Mas era diferente, porque os aliens não estavam só olhando dessa vez.

Kevin podia sentir a Colmeia dentro de seus pensamentos, mentes e mais mentes, interligadas e poderosas. Era frio e quente e doloroso ao mesmo tempo. Pareciam cacos de vidro raspando seus pensamentos. Podia sentir as massas de controlados nas beiradas, nem sequer uma parte verdadeira do todo. Podia sentir as bordas afiadas das criaturas de guerra, e os pensamentos mais lentos, mais macios das bestas de carga. E ali estavam os Mais Puros e seus servidores, fios brilhantes dentre a teia completa.

Venha para nós, eles urgiam, vozes profundas e sedutoras. Torne-se nós.

Kevin tentou se afastar, e o esforço doeu mais do que podia imaginar. Se escutou gritando, mas o som parecia vir de muito longe. Eram como garras prendendo-o no lugar, enganchadas em seu cérebro, poderosas demais para ignorar.

Mesmo assim, Kevin lutou. Podia sentir a Colmeia se movendo dentro dele, conquistando partes de sua mente como um exército invasor conquista campos e cidades. Kevin começou a esconder pedaços de si mesmo, lembrando como tentou esconder quão assustado estava pelo bem da mãe, tentando ocultar tudo que podia enquanto os aliens continuavam a avançar em sua mente. Se conseguisse esconder o suficiente, poderia ser capaz de se manter a parte da Colmeia. Podia continuar a ser ele mesmo.

Sentiu o momento quando foi conectado, quando passou de ver todos os fios a se tornar um deles. Podia escutar as mensagens e os pensamentos dos outros, os comandos dos Mais Puros e a obediência do resto.

Uma mente que descontrói, um dos Mais Puros pensou em sua direção.

Uma mente que é tudo que precisamos, outro concordou.

Kevin podia sentir a presença de Xan Mais Puro ao seu lado. Acorde, Kevin, junte-se a sua nova vida.

Kevin abriu os olhos, e não podia lembrar de tê-los fechado. O mundo ao seu redor parecia estranho, coberto em um verniz de cores novas, detalhes que nunca teria percebido antes saltando aos seus olhos. Como se pudesse se focar em cada partícula de pó e frações de mudança de cor.
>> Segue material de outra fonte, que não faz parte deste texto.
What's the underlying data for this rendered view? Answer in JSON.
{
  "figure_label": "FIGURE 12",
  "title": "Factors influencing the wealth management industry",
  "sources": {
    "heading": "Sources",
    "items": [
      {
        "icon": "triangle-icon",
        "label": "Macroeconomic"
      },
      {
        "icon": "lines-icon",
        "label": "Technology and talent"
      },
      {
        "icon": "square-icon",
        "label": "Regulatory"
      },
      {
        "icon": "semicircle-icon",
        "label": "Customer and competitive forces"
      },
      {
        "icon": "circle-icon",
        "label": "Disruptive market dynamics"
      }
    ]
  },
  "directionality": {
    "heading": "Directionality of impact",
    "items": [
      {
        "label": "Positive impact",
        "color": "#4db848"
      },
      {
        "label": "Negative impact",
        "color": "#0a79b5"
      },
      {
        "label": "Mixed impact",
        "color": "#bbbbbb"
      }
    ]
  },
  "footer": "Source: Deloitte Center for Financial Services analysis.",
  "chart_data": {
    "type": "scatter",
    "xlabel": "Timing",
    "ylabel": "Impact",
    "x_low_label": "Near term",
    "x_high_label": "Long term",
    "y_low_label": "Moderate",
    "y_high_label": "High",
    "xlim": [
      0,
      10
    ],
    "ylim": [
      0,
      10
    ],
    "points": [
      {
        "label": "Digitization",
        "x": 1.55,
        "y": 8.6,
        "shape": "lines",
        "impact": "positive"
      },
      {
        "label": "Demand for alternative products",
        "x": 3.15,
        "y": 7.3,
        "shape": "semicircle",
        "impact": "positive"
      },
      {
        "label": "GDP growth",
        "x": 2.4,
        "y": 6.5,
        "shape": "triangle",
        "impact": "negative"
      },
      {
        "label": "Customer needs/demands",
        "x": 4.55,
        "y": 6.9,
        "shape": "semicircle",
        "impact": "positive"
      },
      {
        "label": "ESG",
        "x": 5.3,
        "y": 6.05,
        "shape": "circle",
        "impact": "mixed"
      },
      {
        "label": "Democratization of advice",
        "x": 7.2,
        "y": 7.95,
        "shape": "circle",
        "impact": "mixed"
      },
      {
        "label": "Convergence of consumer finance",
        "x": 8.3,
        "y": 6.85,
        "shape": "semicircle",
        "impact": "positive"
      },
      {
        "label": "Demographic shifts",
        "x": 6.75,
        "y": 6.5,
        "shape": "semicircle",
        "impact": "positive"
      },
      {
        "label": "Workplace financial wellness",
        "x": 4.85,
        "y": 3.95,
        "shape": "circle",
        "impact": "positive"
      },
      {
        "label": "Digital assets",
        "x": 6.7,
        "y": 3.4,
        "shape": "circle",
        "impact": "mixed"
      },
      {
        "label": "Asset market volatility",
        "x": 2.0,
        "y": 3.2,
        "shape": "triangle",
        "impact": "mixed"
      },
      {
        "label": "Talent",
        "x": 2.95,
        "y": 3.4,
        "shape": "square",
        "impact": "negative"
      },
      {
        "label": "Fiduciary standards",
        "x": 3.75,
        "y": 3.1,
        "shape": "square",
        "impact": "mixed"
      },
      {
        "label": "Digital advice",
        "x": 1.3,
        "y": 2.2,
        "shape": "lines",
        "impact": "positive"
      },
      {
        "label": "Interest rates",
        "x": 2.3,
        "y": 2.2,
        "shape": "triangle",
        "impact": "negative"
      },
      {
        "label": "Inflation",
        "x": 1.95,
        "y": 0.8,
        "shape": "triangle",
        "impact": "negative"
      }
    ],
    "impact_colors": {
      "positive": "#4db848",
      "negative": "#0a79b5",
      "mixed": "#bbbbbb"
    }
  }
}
Olhou em volta para as máquinas, e a Colmeia dentro de si o informou para que cada uma servia. Tinha conseguido guardar uma parte de si mesmo? Kevin não sabia. Se sentia como si mesmo, embora todo o resto do mundo parecesse estranho. Parecia mais vivo e mais conectado do que ele jamais tinha imaginado.

Xan Mais Puro se moveu em sua direção, para os controles da armação. O alien os operou, e Kevin sentiu a gravidade que o prendia no lugar se mover de volta para o chão.

“Bem vindo a Colmeia, Emissário Kevin,” Xan Mais Puro disse.